To maximize the benefits of compound interest and the historic rates yielded from the stock market, place your IRA into an index fund and set up a system to automatically withdraw money from your checking account every month. Even if you can only start with a small amount each month, resolve to do it. This will ensure that you get into the habit of "paying yourself first" and while you probably won't even miss the money today, you will be extremely thankful you started this year 20 years from now.
Refinance Your Mortgage: With interest rates near historic lows, resolve to see if refinancing your home loan makes sense. Even if you have refinanced in the last 2 years, it may make sense to refinance again if you can get a better rate without any closing fees. A few days of work could end up saving you tens of thousands of dollars, especially if you have not refinanced in the last couple of years. If you plan to stay in your house for five years or longer, search for a fixed-rate mortgage. If you plan on moving in the next five years, consider refinancing to a ultra inexpensive variable rate mortgage loan.
Compare Your Insurance Rates: If you haven't taken the time to review your insurance rates lately, resolve to do so. A few hours of your time comparison shopping could save you hundreds of dollars a year, especially if you shop both your home and auto insurance together. At the same time, ask to see all the different discounts the insurer offers. You may find that you qualify for a discount that you previously didn't or that another of your New Year's resolutions (such as quitting smoking) will also reduce your insurance costs.

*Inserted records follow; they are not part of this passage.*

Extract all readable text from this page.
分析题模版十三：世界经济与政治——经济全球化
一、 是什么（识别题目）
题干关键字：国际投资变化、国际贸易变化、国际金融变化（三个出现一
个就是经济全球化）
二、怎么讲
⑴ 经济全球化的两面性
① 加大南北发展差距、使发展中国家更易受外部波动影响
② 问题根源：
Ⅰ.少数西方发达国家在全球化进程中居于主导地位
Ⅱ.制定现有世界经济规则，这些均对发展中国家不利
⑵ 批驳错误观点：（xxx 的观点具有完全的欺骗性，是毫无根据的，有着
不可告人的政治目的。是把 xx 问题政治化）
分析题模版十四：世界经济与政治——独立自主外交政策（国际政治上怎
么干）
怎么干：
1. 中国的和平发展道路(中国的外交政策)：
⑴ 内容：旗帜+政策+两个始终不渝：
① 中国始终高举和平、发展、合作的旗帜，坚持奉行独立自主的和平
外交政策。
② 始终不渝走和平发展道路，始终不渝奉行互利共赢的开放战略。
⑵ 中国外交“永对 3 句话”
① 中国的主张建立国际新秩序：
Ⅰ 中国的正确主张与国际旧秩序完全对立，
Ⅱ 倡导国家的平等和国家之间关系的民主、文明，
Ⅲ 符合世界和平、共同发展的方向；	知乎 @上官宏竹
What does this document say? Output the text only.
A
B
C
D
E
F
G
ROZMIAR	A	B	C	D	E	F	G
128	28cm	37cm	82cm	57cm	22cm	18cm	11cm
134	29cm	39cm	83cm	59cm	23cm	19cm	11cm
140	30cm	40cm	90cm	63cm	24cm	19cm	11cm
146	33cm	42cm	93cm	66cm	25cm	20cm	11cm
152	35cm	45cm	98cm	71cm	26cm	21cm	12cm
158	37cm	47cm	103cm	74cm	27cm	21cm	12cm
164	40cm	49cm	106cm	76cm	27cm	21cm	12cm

Keep Your Car Another Year: Resolve to get out of the habit of financing your car purchases. If you have paid off your car loan and are thinking about purchasing another one, wait another year or more before doing so. Instead of making that car payment to the finance company, make that payment to a special bank account you set up for your new car. If you can resolve to keep your older car a few more years and make payments to your newly formed bank account, you will have created a system where you'll never have to finance your car again.

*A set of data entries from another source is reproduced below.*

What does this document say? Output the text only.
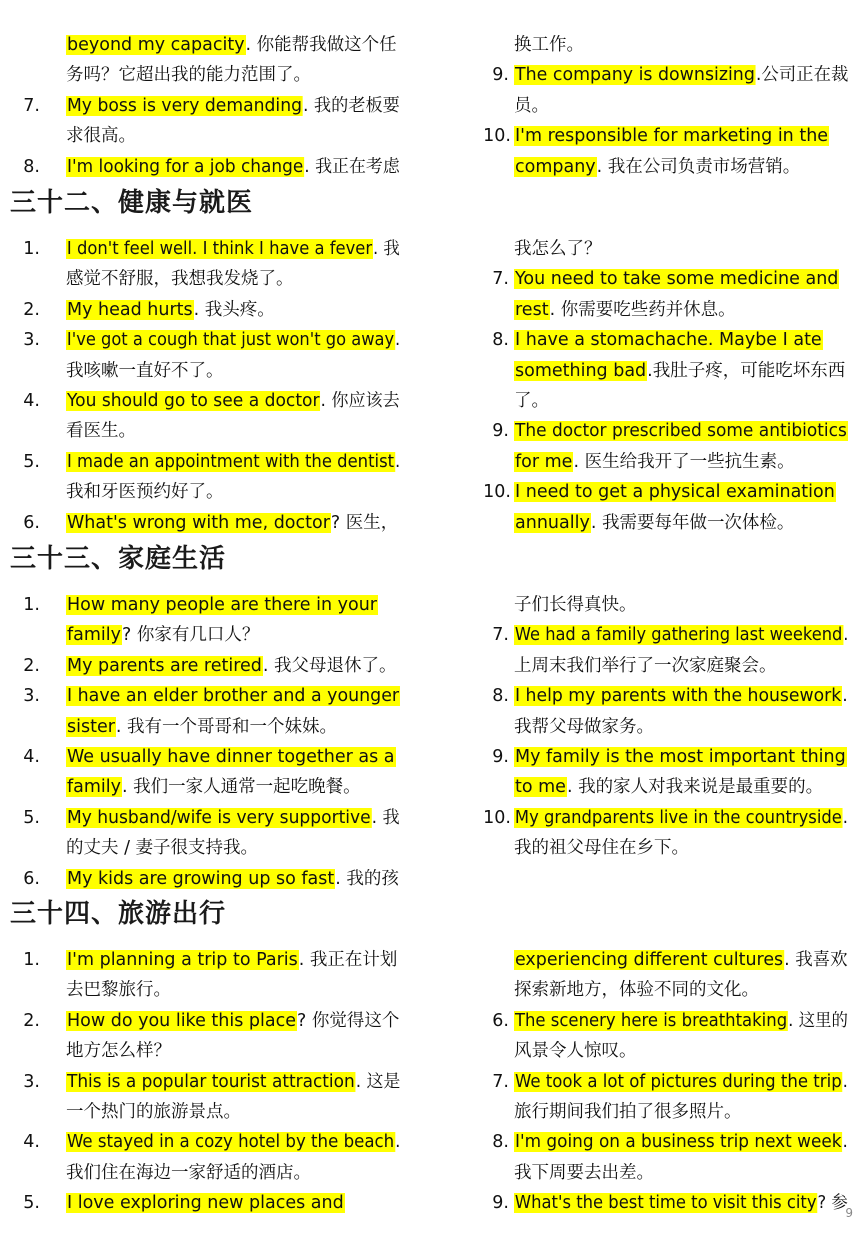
beyond my capacity. 你能帮我做这个任
务吗？它超出我的能力范围了。
7. My boss is very demanding. 我的老板要
求很高。
8. I'm looking for a job change. 我正在考虑
换工作。
9. The company is downsizing.公司正在裁
员。
10. I'm responsible for marketing in the
company. 我在公司负责市场营销。
三十二、健康与就医
1. I don't feel well. I think I have a fever. 我
感觉不舒服，我想我发烧了。
2. My head hurts. 我头疼。
3. I've got a cough that just won't go away.
我咳嗽一直好不了。
4. You should go to see a doctor. 你应该去
看医生。
5. I made an appointment with the dentist.
我和牙医预约好了。
6. What's wrong with me, doctor? 医生，
我怎么了？
7. You need to take some medicine and
rest. 你需要吃些药并休息。
8. I have a stomachache. Maybe I ate
something bad.我肚子疼，可能吃坏东西
了。
9. The doctor prescribed some antibiotics
for me. 医生给我开了一些抗生素。
10. I need to get a physical examination
annually. 我需要每年做一次体检。
三十三、家庭生活
1. How many people are there in your
family? 你家有几口人？
2. My parents are retired. 我父母退休了。
3. I have an elder brother and a younger
sister. 我有一个哥哥和一个妹妹。
4. We usually have dinner together as a
family. 我们一家人通常一起吃晚餐。
5. My husband/wife is very supportive. 我
的丈夫 / 妻子很支持我。
6. My kids are growing up so fast. 我的孩
子们长得真快。
7. We had a family gathering last weekend.
上周末我们举行了一次家庭聚会。
8. I help my parents with the housework.
我帮父母做家务。
9. My family is the most important thing
to me. 我的家人对我来说是最重要的。
10. My grandparents live in the countryside.
我的祖父母住在乡下。
三十四、旅游出行
1. I'm planning a trip to Paris. 我正在计划
去巴黎旅行。
2. How do you like this place? 你觉得这个
地方怎么样？
3. This is a popular tourist attraction. 这是
一个热门的旅游景点。
4. We stayed in a cozy hotel by the beach.
我们住在海边一家舒适的酒店。
5. I love exploring new places and
experiencing different cultures. 我喜欢
探索新地方，体验不同的文化。
6. The scenery here is breathtaking. 这里的
风景令人惊叹。
7. We took a lot of pictures during the trip.
旅行期间我们拍了很多照片。
8. I'm going on a business trip next week.
我下周要去出差。
9. What's the best time to visit this city? 参
9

If you absolutely need a new car, resolve to make the new car a used car. By purchasing a car a few years old, you will take advantage of the steep depreciation the occurs during the first two years of ownership and will save thousands of dollars over purchasing a new car off the dealers lot. Even with all the 0% financing offers, passing on them for a quality used car will be in your long term financial interest.
By making any of the above resolutions (or all of them) and sticking with it through the year, you will find that you are in a much better financial situation a year from now. The base will be set and you will have the foundation you need to further increase your personal financial wealth.